Tim ha deciso di vendere per via dei debiti accumulati negli anni. Nel comunicato della stessa compagnia si spiega: "L'operazione consente a Tim di ridurre il proprio indebitamento finanziario di circa 14 miliardi di euro". Il negoziato con il fondo Kkr, che era in corso da giugno, ha riguardato la cessione di Netco, una nuova compagnia che sostanzialmente contiene tutte le infrastrutture di rete di Tim. In questi casi, però, può intervenire il governo italiano, che ha deciso di farlo in estate, con il Golden power.

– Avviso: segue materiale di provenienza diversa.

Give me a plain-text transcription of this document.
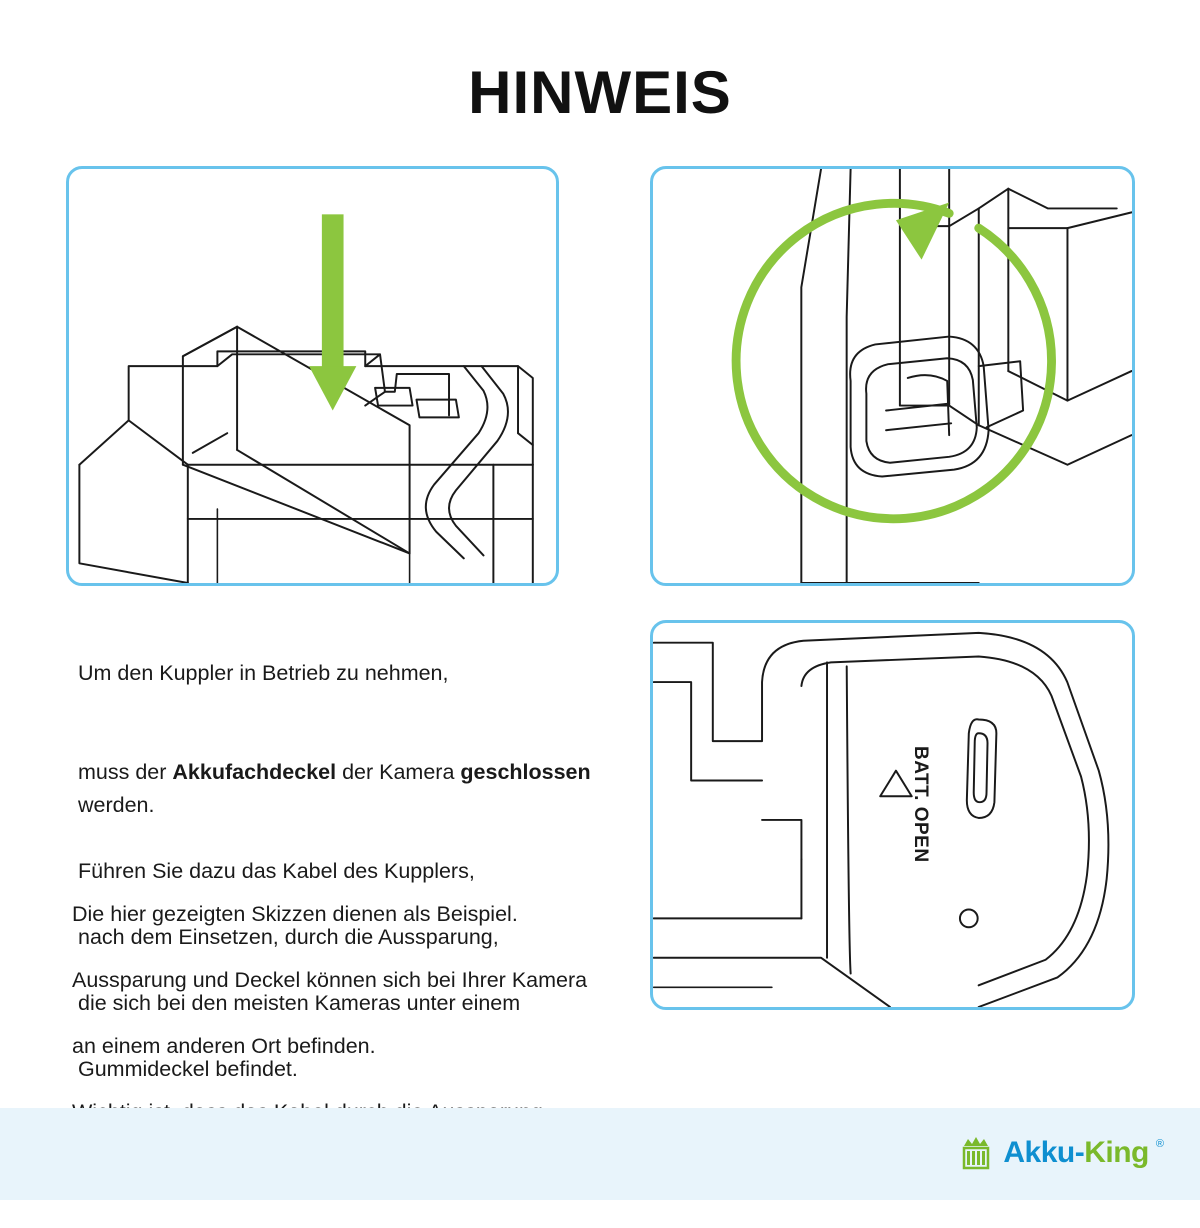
HINWEIS
BATT. OPEN

Um den Kuppler in Betrieb zu nehmen,

muss der Akkufachdeckel der Kamera geschlossen werden.

Führen Sie dazu das Kabel des Kupplers,

nach dem Einsetzen, durch die Aussparung,

die sich bei den meisten Kameras unter einem

Gummideckel befindet.

Die hier gezeigten Skizzen dienen als Beispiel.

Aussparung und Deckel können sich bei Ihrer Kamera

an einem anderen Ort befinden.

Akku-King ®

Introdotto nel 2012, per Golden power si intende la facoltà, da parte dello Stato, di bloccare o intervenire in una determinata trattativa che riguarda in qualche modo l'interesse nazionale. Lo è ad esempio Tim, sia in quanto asset industriale che per la delicata materia che tratta, quella delle telecomunicazioni. Intervenendo, il governo può bloccare una trattativa o porre delle condizioni affinché vada avanti. Quest'estate, l'esecutivo ha deciso di porre come condizione, a Kkr affinché si potesse continuare con l'acquisizione di Netco, che il ministero dell'Economia rimanesse socio di minoranza. Perciò il Mef, attraverso Cassa depositi e prestiti, manterrà il 20% della compagnia che conterrà le infrastrutture di telecomunicazioni italiane, garantendo così che venga tutelato l'interesse nazionale.

In tutto ciò, Vivendi non ha preso bene la decisione del cda di Tim e ha già annunciato un'azione legale: "Ha i suoi diritti e li eserciterà – ha commentato questa mattina il ministro Giorgetti – Il Mef ha partecipato, abbiamo fatto un'offerta e il Consiglio di amministrazione l'ha accettata. Adesso ovviamente gli azionisti hanno i loro diritti, li faranno valere nelle sedi opportune, però il progetto è quello". Insomma, la battaglia comincia, con l'orizzonte del closing fissato all'estate 2024.